The 1963 March on Washington has been remembered largely because of Martin Luther King's I Have a Dream speech. Other speeches were given that day including one by a young John Lewis who had much to say including: “I appeal to all of you to get in this great revolution that is sweeping this nation. Get in and stay in the streets of every city, every village and hamlet of this nation until true freedom comes, until the revolution of 1776 is complete.” Race & Democracy in Contemporary America is a one-hour Book Discussion course that continues the Democracy in Contemporary America discussions that have been offered in the past. The core idea is to explore the relationship between race and democracy particularly in relation to those normative values that we purport to cherish as noted by John Lewis and many, many others including Martin Luther King and President Barack Obama. We can briefly identify those democratic values as liberty, equality, fairness and the common good. Further, we can trace their development from before ethe Founding until today. We will explore them through readings that will include historical and contemporary cases, statutes, speeches, and videos. In addition to other handouts, the core of the course will consist of reading five short books James Baldwin, Fire Next Time; Eldridge Cleaver, Soul on Ice; Ta-Nehisi Coates, Between the World and Me; Mark Lilla, The Once and Future Liberal; and Toni Morrison, The Origin of Others. The course is timely and connects us with our history; our revolutionary history. Most particularly, it is my hope that we can explore the relationship between race and democracy and appreciate its contemporary significance and application at a time when it seems that democracy is strained.

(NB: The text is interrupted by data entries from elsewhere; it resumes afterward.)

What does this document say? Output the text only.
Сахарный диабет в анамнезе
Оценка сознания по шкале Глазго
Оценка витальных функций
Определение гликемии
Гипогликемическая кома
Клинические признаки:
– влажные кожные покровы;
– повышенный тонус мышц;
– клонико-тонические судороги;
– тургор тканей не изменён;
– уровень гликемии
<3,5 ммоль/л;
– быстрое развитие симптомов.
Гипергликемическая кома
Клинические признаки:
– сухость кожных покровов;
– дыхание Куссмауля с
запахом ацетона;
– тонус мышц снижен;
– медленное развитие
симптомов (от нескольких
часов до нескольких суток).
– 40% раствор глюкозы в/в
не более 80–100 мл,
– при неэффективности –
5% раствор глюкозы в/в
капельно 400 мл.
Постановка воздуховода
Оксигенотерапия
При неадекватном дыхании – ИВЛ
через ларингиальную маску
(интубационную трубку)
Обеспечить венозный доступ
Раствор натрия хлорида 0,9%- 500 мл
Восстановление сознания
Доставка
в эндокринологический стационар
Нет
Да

This course covers all forms of ultimate relief in civil actions: damages, restitution, and equitable relief. The first portion deals with the damage remedies in tort, contract, real property, and personal property litigation. The second unit analyzes the alternative remedy of restitution, in law and equity. The course concludes with those cases governing specific relief in equity, specific performance in contract, and injunctions in tort.

This course focuses on U.S. constitutional case law as it pertains to immigration and the rights of individuals seeking admission to the United States. Students will read major constitutional cases concerning the Fifth Amendment procedural and substantive due process rights of individuals seeking admission to the U.S. or being removed from the U.S., with a focus on immigration detention and family separation. Students will explore the limits on Fourth Amendment protections against unreasonable searches and seizures in the context of immigration enforcement. They will learn how immigration enforcement concerns intersect with (and limit) the equal protection doctrine – particularly limits on racial profiling. Finally, students will explore the ways that immigration control concerns impact the First Amendment rights of both citizens and noncitizens. By the end of this short, one-unit course, students should feel comfortable analyzing the constitutional questions raised by contemporary immigration developments, from family detention and separation to exclusionary policies aimed at particular groups. They will be asked to apply their knowledge through participation in class discussion (including in-class exercises) and on a 90 minute, open-book final examination.